Not all staff were trained in using the ligature cutters and defibrillation in an emergency. Staff did report incidents and safeguarding's. Due to the lack of monitoring systems we were not assured that all incidents that should have been reported were.

There was lack of space for storage. There were limited facilities to encourage patients to have a choice of meeting up for activities and lack of staff meeting rooms. This meant that equipment such as mops were stored outside; medication was split between patient’s apartments and the clinical room. It also meant that the staff hub, a small communal area was noisy. The noise affected a patient who required a quiet and calm environment. Psychology and psychotherapy were undertaken in the patient's own apartment. This was not always the best place for patient's to talk about difficult issues and leave it behind.

There was a lack of activities for patients and this was affected by the lack of transport available to take them out into the community. There was minimal occupational therapy (OT) input to support rehabilitation.

Staff were not aware of patients' ability to read and write. Communication profiles were either not in place or the plans lacked detailed information. This meant that assessments were not thorough about individual needs and the plans that would support them. Information was not available to patients in an easy to understand format. There were no other ways of communication used to help patients understand information given to them.

The psychiatrist, speech and language therapist (SALT) and psychologist were employed for  two sessions per week. This meant there was little time available to undertake weekly reviews of all patients and work with individual patients. Support workers were not involved in the clinical team meetings. Support staff were not clear about what they should do to carry out the plans following clinical meetings or psychotherapy sessions with patients.

There were restrictive practices in place in which stable doors were kept locked by staff and opened following a nurse’s decision.

Patients did not have copies of their care plans. Care plans were not focused on recovery and there was little recording of discharge planning.

Some patients had limited verbal communication and were not able to tell us in detail what they thought about the care. They did not give any negative comments. Carers were satisfied with the care, although some found the travel from out of the area difficult and others were concerned about the lack of activities. Staff were caring and committed.

Staff did not have an understanding of the MCA and DoLS and how and when this applied to people who were detained under the MHA.

There was no management overview of whether safe practice was occurring due to the lack of performance monitoring.

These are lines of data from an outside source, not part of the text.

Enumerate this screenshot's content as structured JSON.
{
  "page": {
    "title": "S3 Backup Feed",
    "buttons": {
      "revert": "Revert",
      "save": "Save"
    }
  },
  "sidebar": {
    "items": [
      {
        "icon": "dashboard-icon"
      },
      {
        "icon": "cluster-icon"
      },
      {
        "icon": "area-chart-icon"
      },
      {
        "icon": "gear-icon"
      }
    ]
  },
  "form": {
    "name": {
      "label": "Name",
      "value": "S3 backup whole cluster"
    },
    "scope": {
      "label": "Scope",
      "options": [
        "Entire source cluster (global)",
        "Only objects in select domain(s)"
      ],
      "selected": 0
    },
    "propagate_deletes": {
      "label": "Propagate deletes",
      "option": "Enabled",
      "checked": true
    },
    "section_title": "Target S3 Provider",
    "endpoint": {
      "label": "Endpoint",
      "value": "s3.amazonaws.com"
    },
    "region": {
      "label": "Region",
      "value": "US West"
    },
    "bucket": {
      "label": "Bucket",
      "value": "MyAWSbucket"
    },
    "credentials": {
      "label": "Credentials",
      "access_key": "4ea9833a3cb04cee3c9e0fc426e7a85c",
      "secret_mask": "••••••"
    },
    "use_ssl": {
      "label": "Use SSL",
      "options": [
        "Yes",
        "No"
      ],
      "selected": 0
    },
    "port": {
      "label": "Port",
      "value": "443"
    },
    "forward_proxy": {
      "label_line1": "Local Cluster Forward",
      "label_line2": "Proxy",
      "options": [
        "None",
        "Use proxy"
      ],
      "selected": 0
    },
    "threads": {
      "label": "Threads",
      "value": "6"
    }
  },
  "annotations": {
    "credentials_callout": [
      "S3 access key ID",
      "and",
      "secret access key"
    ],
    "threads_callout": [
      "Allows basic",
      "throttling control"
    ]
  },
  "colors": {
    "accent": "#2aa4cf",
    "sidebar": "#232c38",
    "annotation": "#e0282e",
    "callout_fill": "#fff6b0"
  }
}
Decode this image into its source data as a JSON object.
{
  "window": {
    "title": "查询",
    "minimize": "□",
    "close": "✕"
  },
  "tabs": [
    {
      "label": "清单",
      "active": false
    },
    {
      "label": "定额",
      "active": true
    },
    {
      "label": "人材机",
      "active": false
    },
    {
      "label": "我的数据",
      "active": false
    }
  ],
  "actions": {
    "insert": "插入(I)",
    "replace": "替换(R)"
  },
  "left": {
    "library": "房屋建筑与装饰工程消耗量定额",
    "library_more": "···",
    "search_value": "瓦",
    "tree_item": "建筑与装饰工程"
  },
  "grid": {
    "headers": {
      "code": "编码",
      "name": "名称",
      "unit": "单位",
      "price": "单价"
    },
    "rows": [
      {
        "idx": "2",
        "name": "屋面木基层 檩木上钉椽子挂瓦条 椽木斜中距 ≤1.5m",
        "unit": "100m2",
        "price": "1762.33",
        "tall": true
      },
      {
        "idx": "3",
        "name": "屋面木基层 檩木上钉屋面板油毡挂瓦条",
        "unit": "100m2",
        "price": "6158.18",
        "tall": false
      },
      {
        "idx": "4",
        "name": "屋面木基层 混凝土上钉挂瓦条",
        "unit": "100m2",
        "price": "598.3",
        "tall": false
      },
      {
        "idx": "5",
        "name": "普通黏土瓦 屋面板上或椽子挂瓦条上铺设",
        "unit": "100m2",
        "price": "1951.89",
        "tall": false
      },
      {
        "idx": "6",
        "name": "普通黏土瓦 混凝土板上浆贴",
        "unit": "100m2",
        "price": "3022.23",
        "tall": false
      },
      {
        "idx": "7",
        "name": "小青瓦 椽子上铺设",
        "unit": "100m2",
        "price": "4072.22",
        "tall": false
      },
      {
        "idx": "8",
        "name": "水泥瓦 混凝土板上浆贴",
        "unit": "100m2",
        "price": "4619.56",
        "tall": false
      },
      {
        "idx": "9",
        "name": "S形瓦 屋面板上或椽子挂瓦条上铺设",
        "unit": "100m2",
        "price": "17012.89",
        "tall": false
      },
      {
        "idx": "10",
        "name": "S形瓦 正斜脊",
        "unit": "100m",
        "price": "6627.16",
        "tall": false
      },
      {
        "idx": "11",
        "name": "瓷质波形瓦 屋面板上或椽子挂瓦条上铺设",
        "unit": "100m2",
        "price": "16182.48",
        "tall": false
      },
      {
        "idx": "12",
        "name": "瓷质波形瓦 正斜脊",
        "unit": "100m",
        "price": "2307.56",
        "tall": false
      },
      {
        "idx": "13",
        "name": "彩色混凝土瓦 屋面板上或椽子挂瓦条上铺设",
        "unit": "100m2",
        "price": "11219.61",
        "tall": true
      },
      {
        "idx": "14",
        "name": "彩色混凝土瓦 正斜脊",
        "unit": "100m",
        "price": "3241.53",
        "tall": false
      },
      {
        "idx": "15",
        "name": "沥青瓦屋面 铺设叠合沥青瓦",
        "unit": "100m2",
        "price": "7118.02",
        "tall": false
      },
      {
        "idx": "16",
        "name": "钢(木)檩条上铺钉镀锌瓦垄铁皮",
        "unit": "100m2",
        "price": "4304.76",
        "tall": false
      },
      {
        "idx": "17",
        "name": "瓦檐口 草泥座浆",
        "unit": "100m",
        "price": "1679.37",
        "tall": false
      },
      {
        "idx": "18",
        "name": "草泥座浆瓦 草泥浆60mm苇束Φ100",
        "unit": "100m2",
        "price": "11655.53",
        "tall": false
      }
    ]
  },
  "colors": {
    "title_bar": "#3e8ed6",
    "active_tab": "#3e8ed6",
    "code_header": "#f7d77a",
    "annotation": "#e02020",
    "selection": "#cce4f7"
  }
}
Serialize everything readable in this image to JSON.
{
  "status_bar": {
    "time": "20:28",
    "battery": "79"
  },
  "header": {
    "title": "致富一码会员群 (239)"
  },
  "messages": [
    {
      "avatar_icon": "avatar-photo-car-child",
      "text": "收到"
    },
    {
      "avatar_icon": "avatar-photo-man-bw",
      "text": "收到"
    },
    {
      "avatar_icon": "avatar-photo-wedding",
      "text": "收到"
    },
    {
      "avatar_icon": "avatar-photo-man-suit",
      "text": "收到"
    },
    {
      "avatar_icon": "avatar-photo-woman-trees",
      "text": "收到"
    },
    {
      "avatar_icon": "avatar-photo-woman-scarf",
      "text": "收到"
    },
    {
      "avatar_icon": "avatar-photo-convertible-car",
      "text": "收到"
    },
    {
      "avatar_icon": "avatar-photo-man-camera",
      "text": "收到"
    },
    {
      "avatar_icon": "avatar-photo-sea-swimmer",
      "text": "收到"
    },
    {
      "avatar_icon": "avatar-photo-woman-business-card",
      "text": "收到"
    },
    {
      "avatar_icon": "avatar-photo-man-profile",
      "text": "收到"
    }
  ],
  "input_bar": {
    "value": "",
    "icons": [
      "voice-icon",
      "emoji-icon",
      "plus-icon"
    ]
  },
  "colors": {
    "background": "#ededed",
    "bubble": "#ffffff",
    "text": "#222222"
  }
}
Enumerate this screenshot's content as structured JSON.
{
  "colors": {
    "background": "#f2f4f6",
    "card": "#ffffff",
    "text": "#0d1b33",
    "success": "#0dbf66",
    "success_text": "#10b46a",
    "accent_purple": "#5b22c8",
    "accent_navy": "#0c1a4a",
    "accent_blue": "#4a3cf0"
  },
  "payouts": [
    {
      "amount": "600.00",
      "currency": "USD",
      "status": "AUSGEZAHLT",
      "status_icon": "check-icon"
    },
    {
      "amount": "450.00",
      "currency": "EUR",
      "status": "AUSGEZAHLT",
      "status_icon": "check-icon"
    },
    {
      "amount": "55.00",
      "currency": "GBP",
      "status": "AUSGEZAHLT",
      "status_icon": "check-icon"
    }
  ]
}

We issued a warning notice relating to regulation 17 HCSA (RA) 2014 good governance.

20 May 2013

During a routine inspection

We spoke to one of the three people living at the hospital; another did not wish to speak to us and we spoke with the advocate of the third person who also acted as their independent mental health advocate (IMHA).

The person we spoke with felt the staff encouraged and enabled their decision making. The person said, "The staff explain things to me so I understand and can make decisions. We found the staff acted appropriately when they suspected people may lack capacity and protected their rights.

People had their care and welfare needs met well. The person we spoke with told us they had not seen their care plan, but they felt cared for and supported by the staff. The advocate told us the care plans were accurate and as up to date as possible, she told us people seemed very happy with the care they received.

People were protected from the risk of harm or abuse and said they felt safe at the service.

We found that the staff received training and supervision to help them understand the needs of people living at the service. A person told us, "It's alright here, they look after us, I like my keyworker. The staff are nice, I think they understand us. They help me cope."